外面依旧飘着雪,晨光透过树叶间的缝隙,倾洒下来,远处的山头熠熠生辉。

无忧站在破客栈前,姿态轻松地将手背于身后,皱眉道:“才发现竟是穿堂风,师父,这客栈不仅造的不好,跟周边的环境也不搭。”

穿堂风,会招来不干净的东西。

“烧了吧。”司徒明空漫不经心地回道。

“既然如此,慕公子,这事就交给你了,毕竟,吃了饭要干活的。”无忧盈盈一笑,转头对着一旁发呆的慕白煜说道。

“这句话该是我来说。”司徒明空点了点无忧的肩膀。

这是慕白煜第一次觉得外面的世界很有趣,他身为风云堂的少堂主,打小就被他爷爷慕言川捧在手心里,与他父亲钟爱武学的性子不同,他随他爷爷,更喜诗酒风雅,只学了点三脚猫的功夫傍身。

仔细说来,这也是他第一次出远门,今年的姑苏城比往年冷得多,连绵不断的冬雪使得他爷爷在得了一场始终未能痊愈的风寒,他不知从哪听到的方子,说以天山雪莲做一味药引,能治风寒,他便连夜从家中骑了马出来,这一路算不上游历,因为目标太明确,在路上未做太多停留,风雪并未阻断他的上山路,只是天山,像是被施了符咒一般,他走了一段路,便再也看不见路,只能败兴而归,这才遇上了这家黑店。

“没想到慕公子还是位孝子。
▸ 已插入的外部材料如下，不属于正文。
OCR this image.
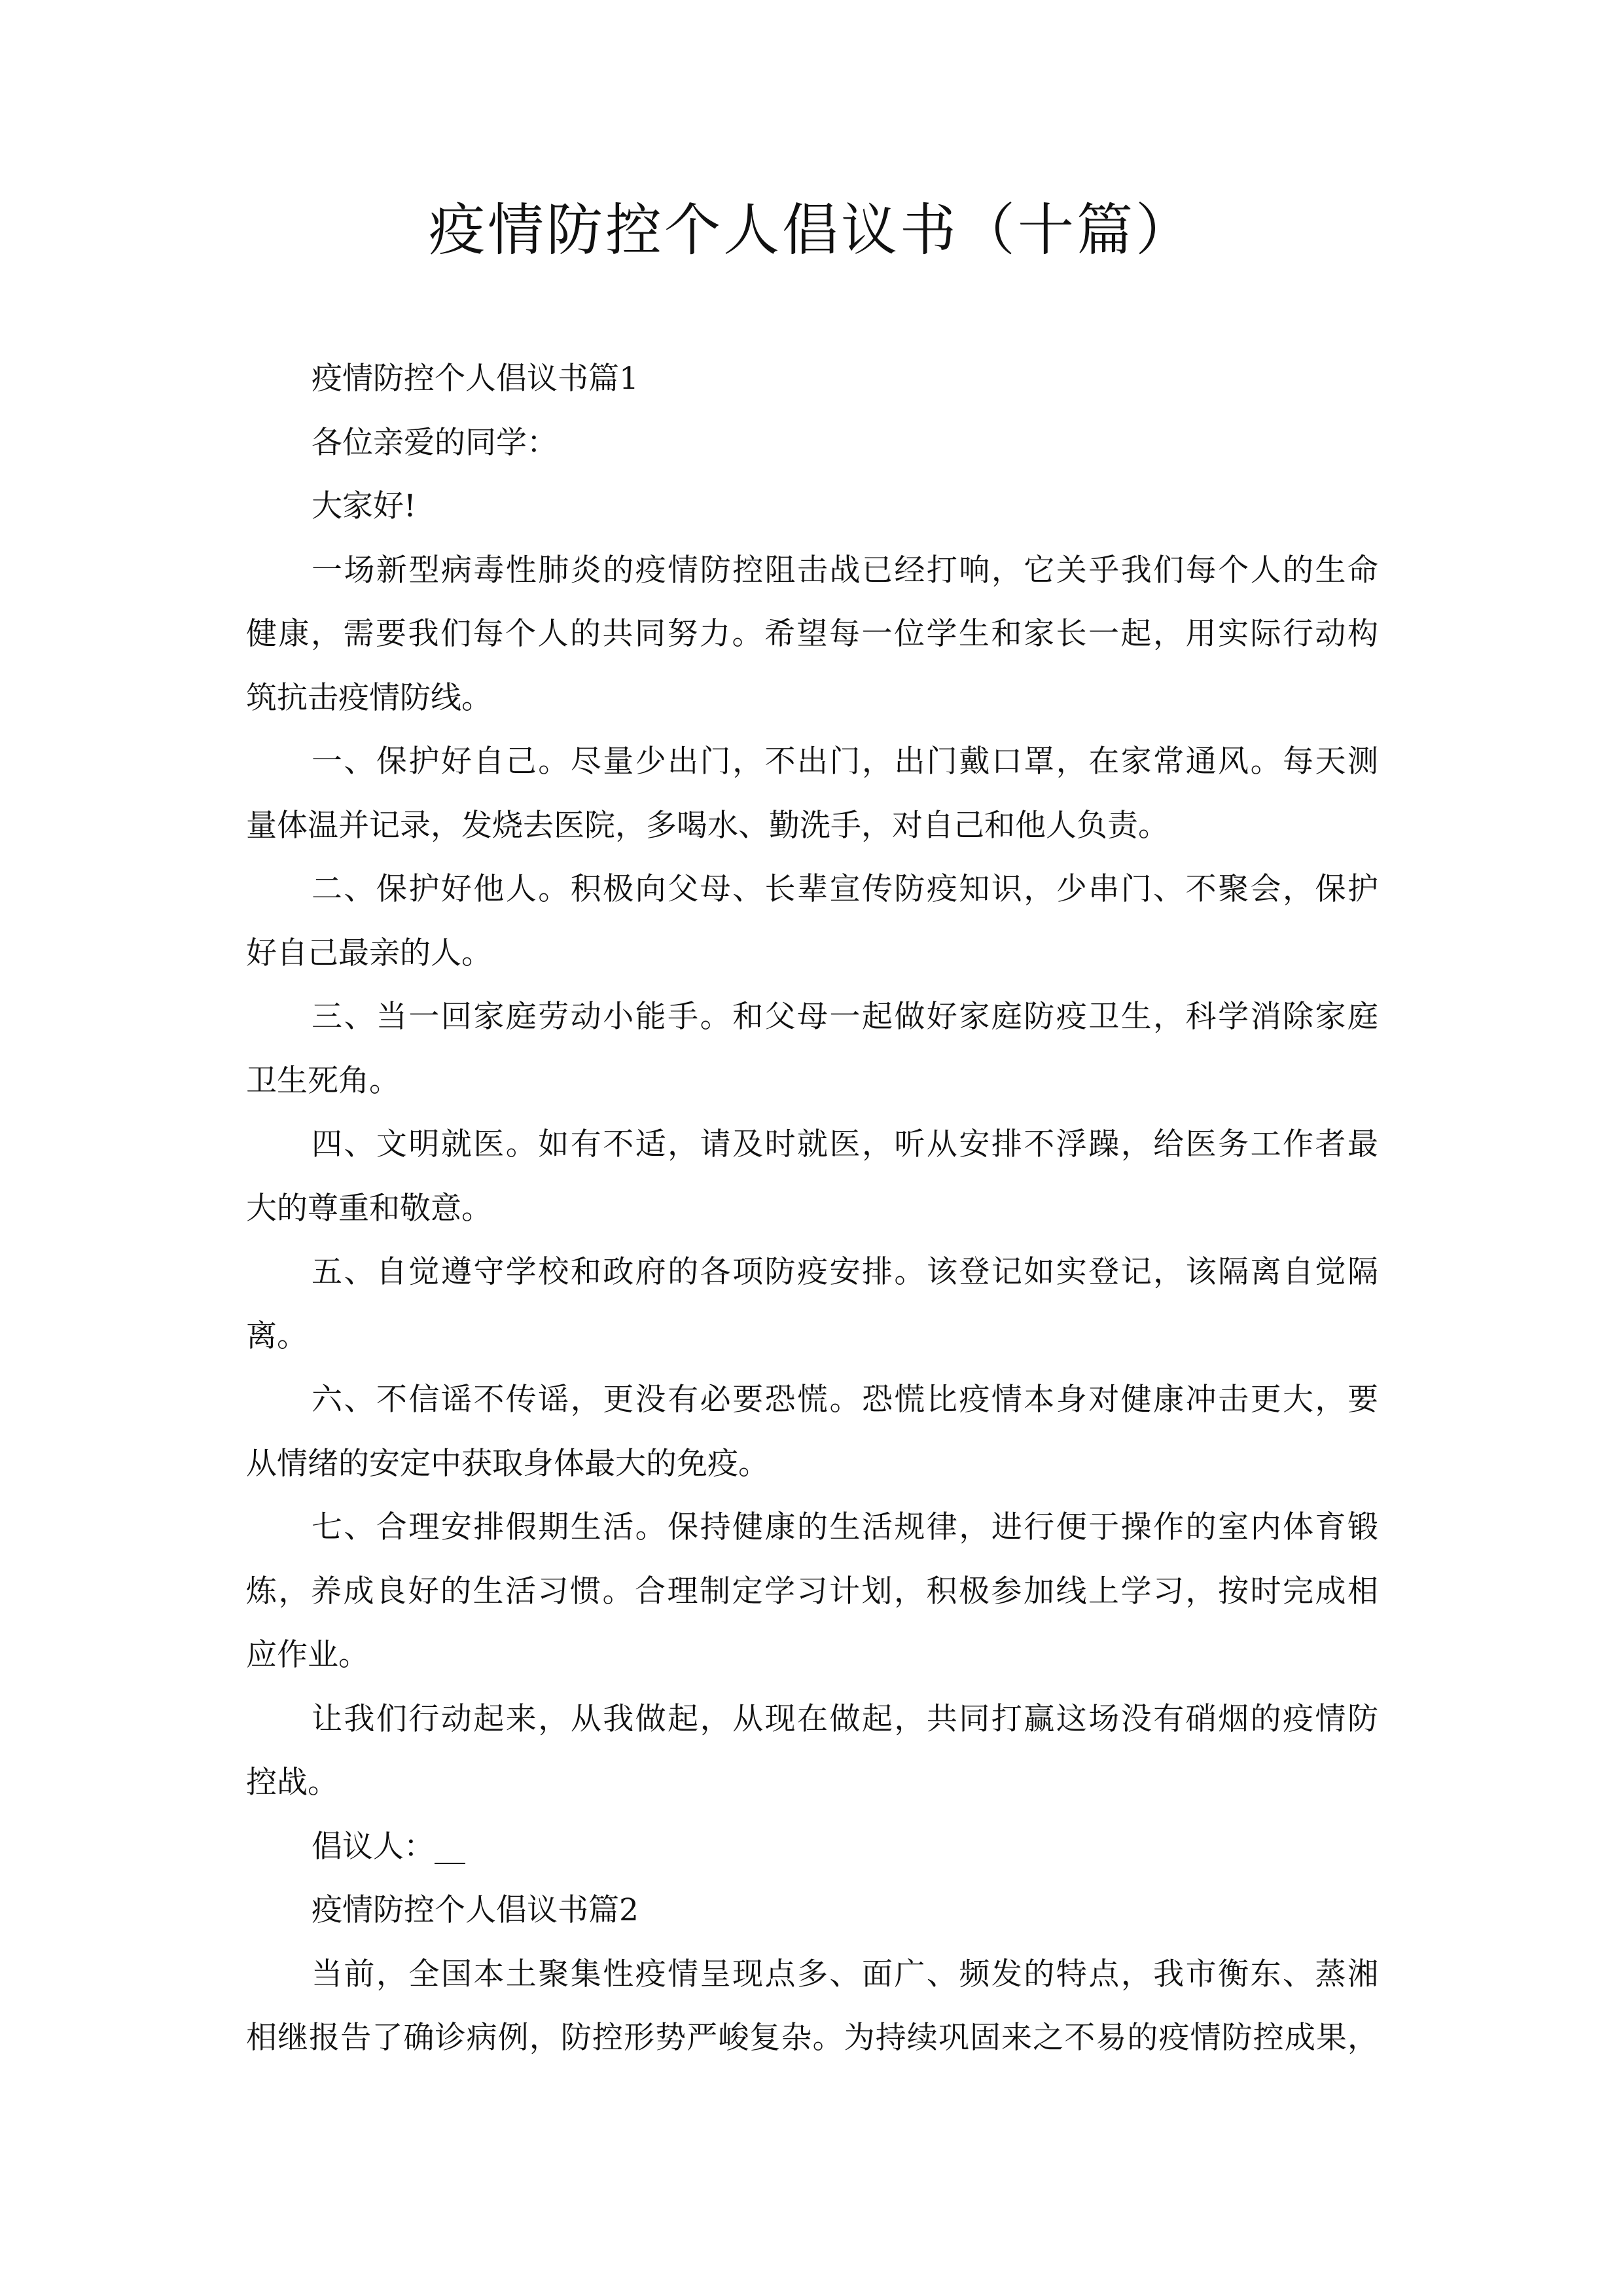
疫情防控个人倡议书（十篇）

疫情防控个人倡议书篇1

各位亲爱的同学：

大家好!

一场新型病毒性肺炎的疫情防控阻击战已经打响，它关乎我们每个人的生命

健康，需要我们每个人的共同努力。希望每一位学生和家长一起，用实际行动构

筑抗击疫情防线。

一、保护好自己。尽量少出门，不出门，出门戴口罩，在家常通风。每天测

量体温并记录，发烧去医院，多喝水、勤洗手，对自己和他人负责。

二、保护好他人。积极向父母、长辈宣传防疫知识，少串门、不聚会，保护

好自己最亲的人。

三、当一回家庭劳动小能手。和父母一起做好家庭防疫卫生，科学消除家庭

卫生死角。

四、文明就医。如有不适，请及时就医，听从安排不浮躁，给医务工作者最

大的尊重和敬意。

五、自觉遵守学校和政府的各项防疫安排。该登记如实登记，该隔离自觉隔

离。

六、不信谣不传谣，更没有必要恐慌。恐慌比疫情本身对健康冲击更大，要

从情绪的安定中获取身体最大的免疫。

七、合理安排假期生活。保持健康的生活规律，进行便于操作的室内体育锻

炼，养成良好的生活习惯。合理制定学习计划，积极参加线上学习，按时完成相

应作业。

让我们行动起来，从我做起，从现在做起，共同打赢这场没有硝烟的疫情防

控战。

倡议人：__

疫情防控个人倡议书篇2

当前，全国本土聚集性疫情呈现点多、面广、频发的特点，我市衡东、蒸湘

相继报告了确诊病例，防控形势严峻复杂。为持续巩固来之不易的疫情防控成果，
”

司徒明空感叹道,他突然环顾四周,树木从中有微微的声响,果然如他猜测的一样,从姑苏到天山,此行山高水长,路途遥远,若是没有高人相助,慕白煜怕是不会这般安逸。

“所以,你的马在哪儿,用脚趾头想想都知道富家公子的马定是一匹好马,我想看看”无忧脱口而出道。
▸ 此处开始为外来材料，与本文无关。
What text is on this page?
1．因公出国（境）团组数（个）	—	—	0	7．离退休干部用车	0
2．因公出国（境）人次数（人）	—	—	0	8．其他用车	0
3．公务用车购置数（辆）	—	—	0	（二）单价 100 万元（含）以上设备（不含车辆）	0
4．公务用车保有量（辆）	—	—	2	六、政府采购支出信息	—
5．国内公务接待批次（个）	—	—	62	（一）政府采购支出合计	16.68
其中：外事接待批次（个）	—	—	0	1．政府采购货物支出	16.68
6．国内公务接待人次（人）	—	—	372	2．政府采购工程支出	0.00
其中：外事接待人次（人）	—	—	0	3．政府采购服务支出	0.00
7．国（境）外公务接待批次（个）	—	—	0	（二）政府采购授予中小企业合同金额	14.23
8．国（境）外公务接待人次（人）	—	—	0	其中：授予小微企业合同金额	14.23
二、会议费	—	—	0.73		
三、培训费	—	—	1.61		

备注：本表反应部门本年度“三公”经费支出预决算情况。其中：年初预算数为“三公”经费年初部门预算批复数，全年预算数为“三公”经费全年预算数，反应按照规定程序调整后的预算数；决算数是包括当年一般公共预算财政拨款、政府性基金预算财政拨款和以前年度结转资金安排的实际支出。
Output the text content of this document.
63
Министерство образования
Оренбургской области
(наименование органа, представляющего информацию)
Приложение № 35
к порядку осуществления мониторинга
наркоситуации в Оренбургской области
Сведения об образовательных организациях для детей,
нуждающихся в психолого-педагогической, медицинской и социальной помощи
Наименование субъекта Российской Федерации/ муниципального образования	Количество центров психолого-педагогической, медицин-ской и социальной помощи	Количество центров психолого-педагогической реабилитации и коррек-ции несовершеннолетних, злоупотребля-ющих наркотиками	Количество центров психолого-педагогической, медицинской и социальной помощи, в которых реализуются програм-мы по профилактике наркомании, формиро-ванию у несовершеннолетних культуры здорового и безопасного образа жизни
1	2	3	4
“此事说来话长,天山的雪下的极猛,我在往回走的路上遇到一名牧人,他邀请我去他家避避寒,爷爷说过别人若是帮助了你,你也理应回报予他,牧人递给我的那壶暖茶和馍馍饼,为我驱寒充饥,我便将那马送给了他。”慕白煜挠了挠头,继续说道:“萍水相逢既是友,你们也别一口一个公子了,还是直接唤我的名字吧。”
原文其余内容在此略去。